PhD candidate Jared Holton presented his lecture, titled “Formulating Difference in Modal Music: The Analysis of Emplacement within Andalusian Music in Tunisia,” on April 21. According to Holton, the music of al-Andalus, or medieval Muslim Spain, contributes significantly to the sense of cultural heritage and identity for many people and constitutes one of the oldest living music traditions in the world. In his talk, Holton explored the process Tunisians undertake in transcribing social and cultural difference within musical structure in order to mobilize meaning. Holton asserted that, more than just scales and pitch hierarchies, the Andalusian modal music of Tunisia demonstrates the vitality of structured sound to foreground relations between ideas, feelings, and bodies, and beyond that between humans, non-humans, and cosmic forces.
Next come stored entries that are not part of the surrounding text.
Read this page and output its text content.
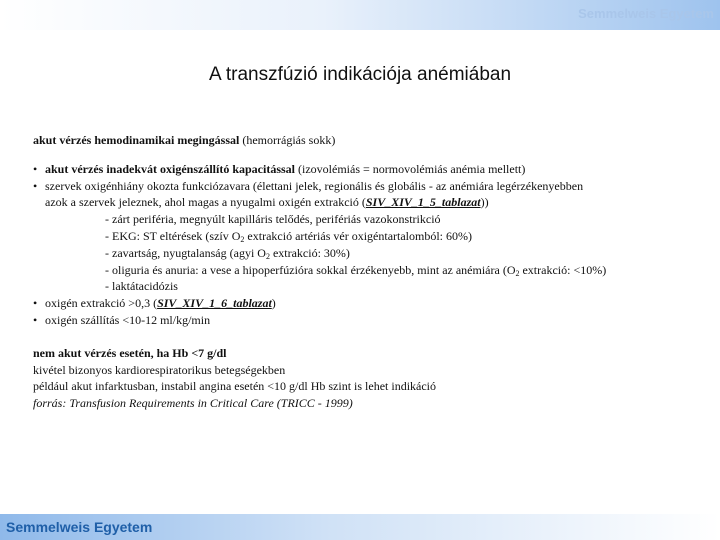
Semmelweis Egyetem
A transzfúzió indikációja anémiában
akut vérzés hemodinamikai megingással (hemorrágiás sokk)
• akut vérzés inadekvát oxigénszállító kapacitással (izovolémiás = normovolémiás anémia mellett)
• szervek oxigénhiány okozta funkciózavara (élettani jelek, regionális és globális - az anémiára legérzékenyebben
azok a szervek jeleznek, ahol magas a nyugalmi oxigén extrakció (SIV_XIV_1_5_tablazat))
- zárt periféria, megnyúlt kapilláris telődés, perifériás vazokonstrikció
- EKG: ST eltérések (szív $O_2$ extrakció artériás vér oxigéntartalomból: 60%)
- zavartság, nyugtalanság (agyi $O_2$ extrakció: 30%)
- oliguria és anuria: a vese a hipoperfúzióra sokkal érzékenyebb, mint az anémiára ($O_2$ extrakció: <10%)
- laktátacidózis
• oxigén extrakció >0,3 (SIV_XIV_1_6_tablazat)
• oxigén szállítás <10-12 ml/kg/min
nem akut vérzés esetén, ha Hb <7 g/dl
kivétel bizonyos kardiorespiratorikus betegségekben
például akut infarktusban, instabil angina esetén <10 g/dl Hb szint is lehet indikáció
forrás: Transfusion Requirements in Critical Care (TRICC - 1999)
Semmelweis Egyetem
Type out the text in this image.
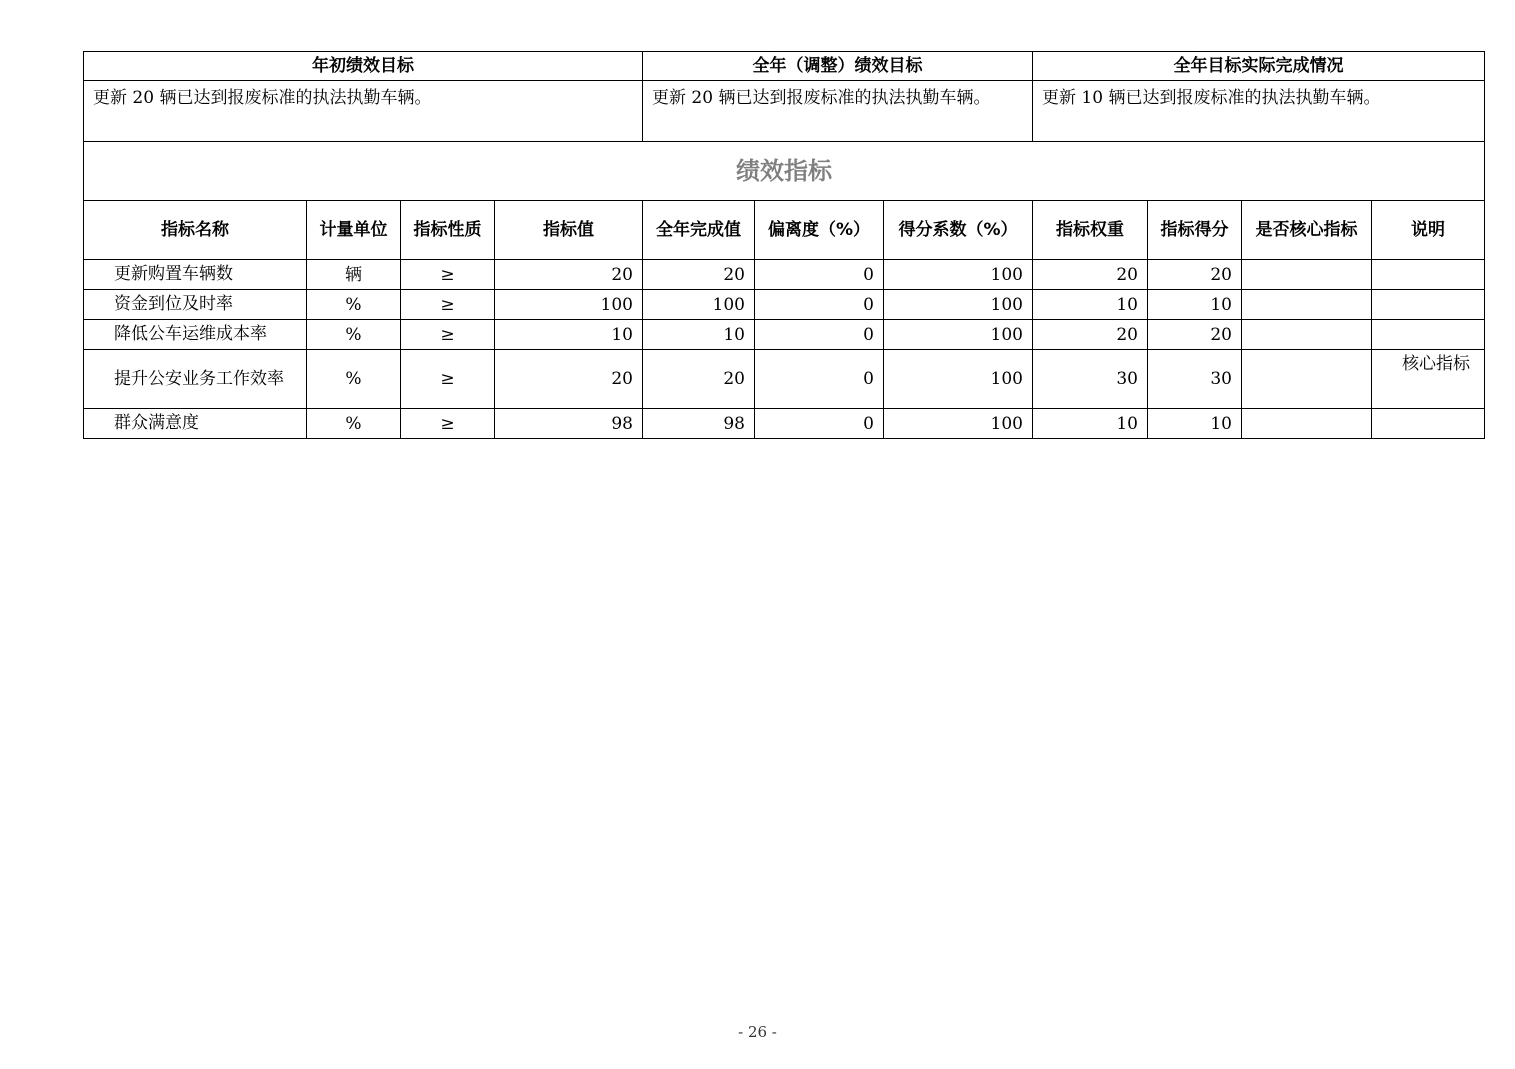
年初绩效目标				全年（调整）绩效目标			全年目标实际完成情况			
更新 20 辆已达到报废标准的执法执勤车辆。				更新 20 辆已达到报废标准的执法执勤车辆。			更新 10 辆已达到报废标准的执法执勤车辆。			
绩效指标										
指标名称	计量单位	指标性质	指标值	全年完成值	偏离度（%）	得分系数（%）	指标权重	指标得分	是否核心指标	说明
更新购置车辆数	辆	≥	20	20	0	100	20	20		
资金到位及时率	%	≥	100	100	0	100	10	10		
降低公车运维成本率	%	≥	10	10	0	100	20	20		
提升公安业务工作效率	%	≥	20	20	0	100	30	30		核心指标
群众满意度	%	≥	98	98	0	100	10	10		
- 26 -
PhD Candidate Eugenia Siegel Conte

On May 19, PhD candidate Eugenia Siegel Conte and UC Santa Barbara alumnus Dr. Max Jack (Doctor of Philosophy in Ethnomusicology, 2019) presented “The Art of Making a Scene: Vocal Disruption, Affective Regimes, and Public Space.” After asking questions such as “What do stadiums full of football fans have to do with chapel choirs?” and “How can a viral YouTube video of an impromptu performance of a 13th century Icelandic hymn in a train station tell us something about shouted protest in a new shopping mall?”, Conte and Jack are developing an article, “The Art of Making a Scene,” that explores these questions.

Alumnus Dr. Max Jack

In their presentation for UC Santa Barbara, they discussed how they discovered unexpected links between their scholarly interests and have been collaborating to show how space/place, body, voice, and “affective regimes” (Mankekar and Gupta 2016) can lead to a recognition and reorganization of public space through the embodied poetics of voice. They also talked about the importance of mentorship, friendship, creativity, and collaboration in scholarship.